I’ve argued in particular that conservatives often overstate President Obama’s culpability for the severity of the downturn. I agree with the conservative view that the president’s policies are detrimental to the long-term growth of the United States. I agree too that Obama has not responded effectively enough to the crisis. Once more and with feeling: I am not a supporter of this president or his policies. But to say “he has failed to respond as effectively as he should have” is a very different thing from “he made it worse.” That claim I think is insupportable.
This view of mine has triggered a lot of negative comments from fellow conservatives. I am posting a good example of one of these comments on the site today, a piece by FrumForum contributor Jeff Burk that forcefully states what I think is fair to call the mainstream conservative view that Obama made the economy worse.

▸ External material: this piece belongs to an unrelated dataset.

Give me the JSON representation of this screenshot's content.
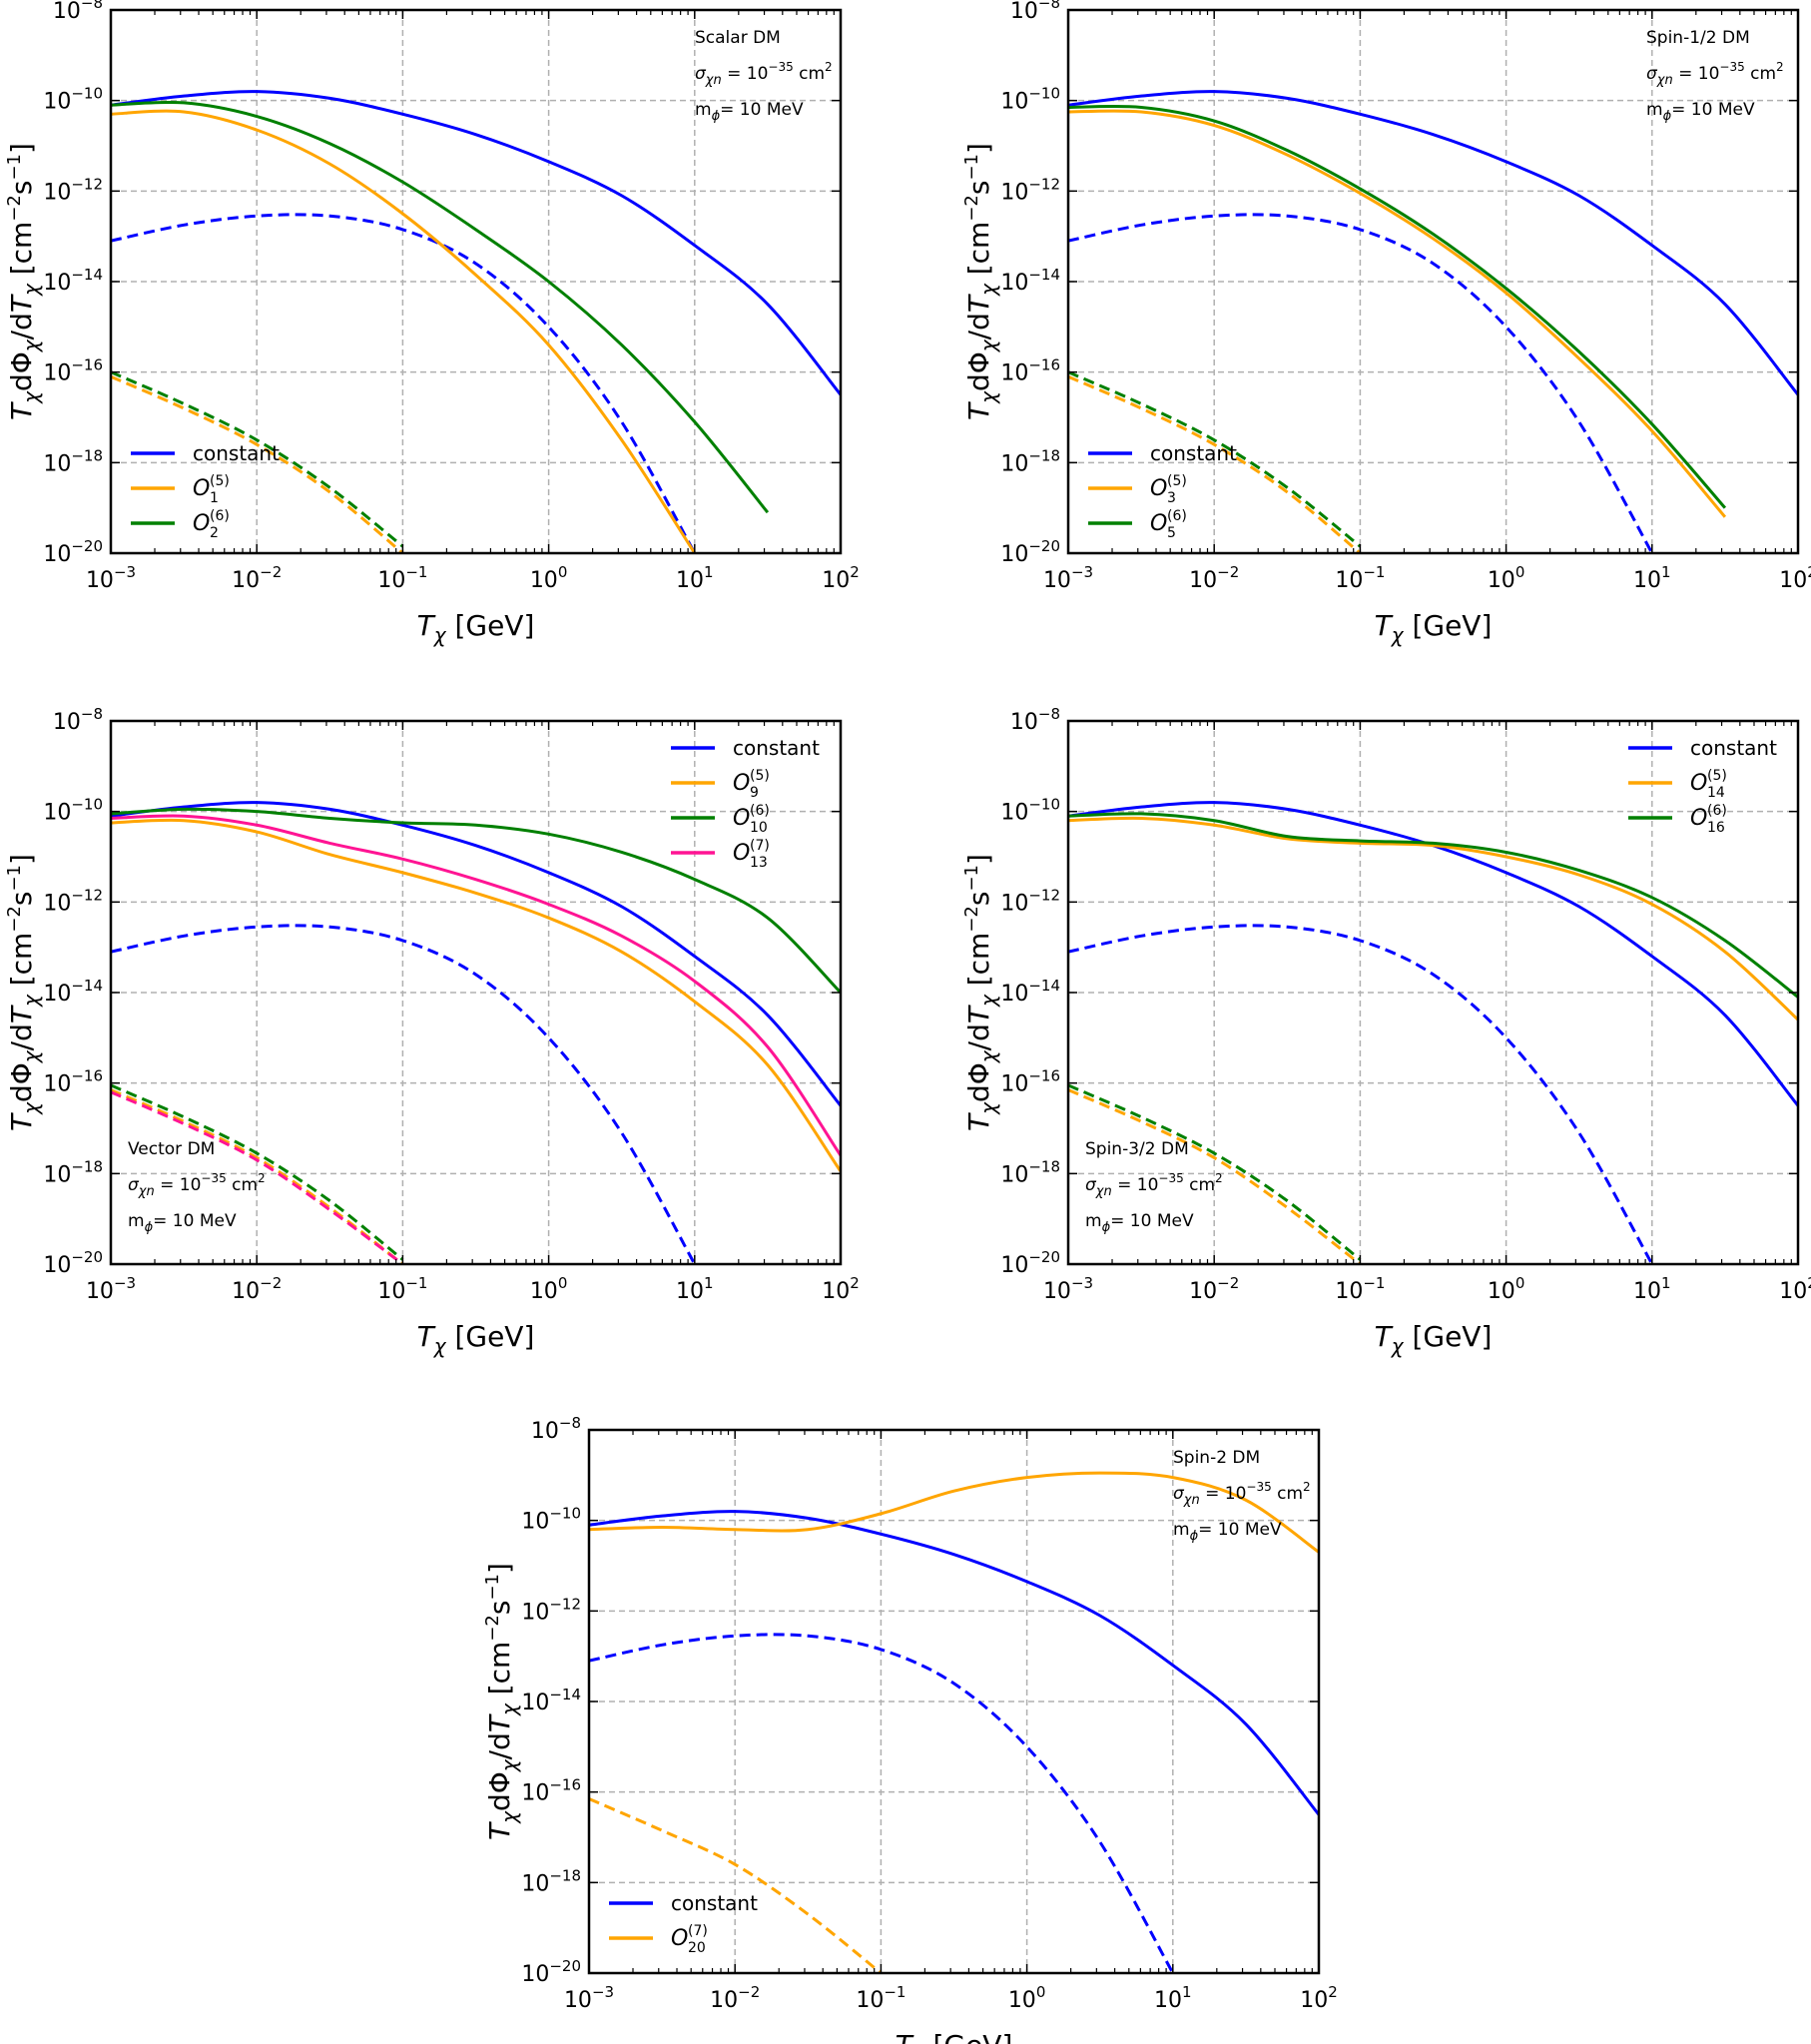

Take a look, then return here for a reply.
Burk makes four main points:
1) $800 billion in stimulus spending has created expectations of future tax increases that weigh heavily on job creators.
2) The Affordable Care Act and the emergency economic actions of the Obama administration have created regulatory uncertainty that likewise weighs heavily.
3) President Obama has interfered with the housing market reaching its natural bottom, whence recovery could begin.
4) Through the stimulus and the Affordable Care Act, President Obama has generally shifted resources from the private sector to the public sector.
I think it’s fair to say that this critique would be endorsed by most conservative economic commentators. I think it’s equally fair to say they would be endorsed by very few conservative economists. We saw just yesterday that Vince Reinhart does not agree. I very much doubt that Glenn Hubbard, Greg Mankiw, John Makin, or Martin Feldstein would agree either.
Any account of what has happened since October 2008 needs to take into account these shaping facts:
1) We have had a global crisis and a global recession, not in America alone.
2) The shock to the world economy has been massive. We have had a massive disappearance of paper wealth: about $10 trillion in the US alone. To put that effect in context, remember that the entire sub prime industry was worth about $200 billion, including both new loans and cash-out refinancing.
3) At no time since January 2009 have taxes been higher in the US than they were in 2007. Right now, taxes are lower. There is no possibility of any tax increase until 2013. As of 2013, we will have had the same tax rates in place for a decade.
1) The conservative critique of Obama rests heavily on the spectre of “uncertainty.” Obama’s actions have created a lot of “uncertainty” and that is holding business back.
Sorry, but I find it impossible to take this argument seriously. Uncertainty is the most fundamental fact of economic life. As long ago as 1922, Ludwig von Mises brilliantly cited the inescapability of uncertainty as the reason that socialist planning must fail. He could have added: few things are as dangerous to a capitalist economy as the delusion that uncertainty has been banished. If back in 2005 we’d had a little less certainty about the housing market, we’d all be a lot happier today.
The main target to date of the Obama regulatory agenda has been the financial services industry. That’s the one industry that has recovered most completely from the recession. And frankly, the practices most aggressively targeted by the Obama administration – e.g. in the credit card industry – were so abusive that you have to question: can it really be true that the growth of the US economy depends on duping poor and ignorant people into paying 27% interest rates?
2) Jeffrey Burk is right to locate the origins of the crisis in the US housing market. He’s probably right to sense that recovery won’t accelerate until the housing market has normalized itself.
But two more things must be said:
a) Economies are complex feedback mechanisms, not simple accounting formulas. You don’t necessarily recover from a bubble faster by squeezing the remains of the bubble harder. The “purge the unsoundness” approach of an Andrew Mellon can transform a nasty recession into an outright depression. You don’t have to accept the whole Keynesian program to appreciate that such a thing as aggregate demand does exist and does matter.
b) Exactly how did Barack Obama prevent the housing market from reaching bottom? The administration’s mortgage relief programs have been an utter and acknowledged failure. What’s keeping underwater homeowners in their houses is not this administration’s actions, but the magnitude of the housing disaster: the banks simply can’t foreclose fast enough, and each new wave of foreclosures causes price declines that put more people underwater.
3) Finally: it’s really, really important to understand the difference between the long-term and the short-term. Higher taxes after 2014 may well slow the long-term growth trajectory of the United States, all other things being equal. But no business that sees a chance to use labor profitably right now will decline the opportunity because of fears of what may happen three years in the future. If businesses are not hiring today, it’s because business conditions are lousy today. And they are lousy because of the massive and abrupt collapse that occurred in the fall in 2008 – and from which the US has recovered just as slowly as predicted by the best historical study of financial collapse. (Also by coincidence published in 2008.)